Czterech prokuratorów z Prokuratury Okręgowej w Białymstoku ma stanąć przed sądem dyscyplinarnym - podaje portal tvn24.pl. Chodzi o śledczych, którzy od 2016 r. zajmowali się śledztwem dotyczącym podejrzenia fałszowania podpisów pod listami poparcia KWW Ruchu Narodowego w wyborach do podlaskiego sejmiku w 2014 r. Nie wiadomo, jakie konkretnie uchybienia zarzuca się prokuratorom.

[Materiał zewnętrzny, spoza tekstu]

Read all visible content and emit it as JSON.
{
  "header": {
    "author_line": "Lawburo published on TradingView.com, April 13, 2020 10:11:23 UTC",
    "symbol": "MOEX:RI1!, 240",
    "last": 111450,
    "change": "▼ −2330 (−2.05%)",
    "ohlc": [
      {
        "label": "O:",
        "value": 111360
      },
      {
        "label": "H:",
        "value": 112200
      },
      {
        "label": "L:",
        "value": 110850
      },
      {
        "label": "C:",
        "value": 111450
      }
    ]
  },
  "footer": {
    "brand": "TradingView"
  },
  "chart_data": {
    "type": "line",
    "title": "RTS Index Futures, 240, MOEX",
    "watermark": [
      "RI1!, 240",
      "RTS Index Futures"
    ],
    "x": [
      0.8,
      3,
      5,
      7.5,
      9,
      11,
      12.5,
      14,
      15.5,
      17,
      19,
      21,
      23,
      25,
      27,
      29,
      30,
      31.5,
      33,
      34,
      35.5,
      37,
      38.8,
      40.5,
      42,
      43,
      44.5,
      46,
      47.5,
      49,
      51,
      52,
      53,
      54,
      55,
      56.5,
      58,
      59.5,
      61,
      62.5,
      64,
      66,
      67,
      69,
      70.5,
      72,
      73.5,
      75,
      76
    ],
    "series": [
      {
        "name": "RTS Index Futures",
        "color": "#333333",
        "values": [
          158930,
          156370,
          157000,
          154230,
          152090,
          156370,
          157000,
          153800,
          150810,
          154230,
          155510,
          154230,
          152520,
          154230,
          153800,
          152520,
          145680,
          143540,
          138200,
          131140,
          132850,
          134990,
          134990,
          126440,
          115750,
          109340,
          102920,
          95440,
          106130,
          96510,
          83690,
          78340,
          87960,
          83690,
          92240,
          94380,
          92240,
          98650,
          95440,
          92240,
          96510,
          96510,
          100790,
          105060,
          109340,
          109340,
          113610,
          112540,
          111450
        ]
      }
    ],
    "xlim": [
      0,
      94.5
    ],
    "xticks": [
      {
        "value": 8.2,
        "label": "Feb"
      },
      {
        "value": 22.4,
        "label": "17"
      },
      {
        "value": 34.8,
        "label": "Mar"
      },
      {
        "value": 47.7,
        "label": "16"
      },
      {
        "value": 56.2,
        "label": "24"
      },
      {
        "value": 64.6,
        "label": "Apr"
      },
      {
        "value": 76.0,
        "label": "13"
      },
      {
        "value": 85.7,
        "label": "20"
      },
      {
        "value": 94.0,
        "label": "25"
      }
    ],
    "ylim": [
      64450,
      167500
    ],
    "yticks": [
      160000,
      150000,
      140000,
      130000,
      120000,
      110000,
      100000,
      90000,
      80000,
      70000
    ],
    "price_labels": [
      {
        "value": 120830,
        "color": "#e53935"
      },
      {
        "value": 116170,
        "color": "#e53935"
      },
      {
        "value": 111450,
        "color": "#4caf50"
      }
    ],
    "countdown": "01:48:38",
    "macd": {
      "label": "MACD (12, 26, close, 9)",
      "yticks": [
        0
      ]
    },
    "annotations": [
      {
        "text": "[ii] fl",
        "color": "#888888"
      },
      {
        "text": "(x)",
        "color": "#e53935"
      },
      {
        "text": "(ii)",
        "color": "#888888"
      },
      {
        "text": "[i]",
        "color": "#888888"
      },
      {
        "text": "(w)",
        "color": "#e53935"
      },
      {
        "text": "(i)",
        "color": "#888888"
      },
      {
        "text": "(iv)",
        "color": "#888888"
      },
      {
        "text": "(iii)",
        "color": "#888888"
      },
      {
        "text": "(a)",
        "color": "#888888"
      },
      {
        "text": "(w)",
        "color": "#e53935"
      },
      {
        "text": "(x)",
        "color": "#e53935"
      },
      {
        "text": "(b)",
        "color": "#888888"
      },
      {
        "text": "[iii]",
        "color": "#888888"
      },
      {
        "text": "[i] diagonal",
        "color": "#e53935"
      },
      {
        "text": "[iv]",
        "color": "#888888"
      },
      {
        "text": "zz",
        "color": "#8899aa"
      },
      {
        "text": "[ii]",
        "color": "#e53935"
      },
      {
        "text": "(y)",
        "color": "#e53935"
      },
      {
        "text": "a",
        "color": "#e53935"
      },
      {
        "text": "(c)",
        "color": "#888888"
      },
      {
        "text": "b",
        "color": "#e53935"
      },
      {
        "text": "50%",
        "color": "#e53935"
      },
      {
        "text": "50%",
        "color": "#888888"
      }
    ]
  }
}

Zobacz także. Adrian Zandberg: Wspólnie z PiS-em w Konstytucji grzebać nie zamierzam
"Superwizjer" informował w lutym tego roku, że prokuratorzy planowali postawić zarzuty byłemu liderowi Młodzieży Wszechpolskiej Adamowi Andruszkiewiczowi, obecnie wiceministrowi cyfryzacji. Śledczy chcieli również przeszukania m.in. mieszkania polityka, jednak musieli je odwołać w związku z tymczasowym przekazaniem akt sprawy do Prokuratury Krajowej. Ostatecznie sprawa trafiła do śledczych z Lublina, a powodem miała być "przewlekłość postępowania" podlaskich prokuratorów.
Sam Adam Andruszkiewicz wielokrotnie podkreślał, że nie fałszował podpisów pod listami poparcia.
Jak informowało pod koniec października radio RMF FM, biegły zakwestionował 501 podpisów pod listami Młodzieży Wszechpolskiej. Na tej podstawie prokuratura zdecydowała się przesłuchać wszystkie osoby, których podpisy budzą podejrzenia.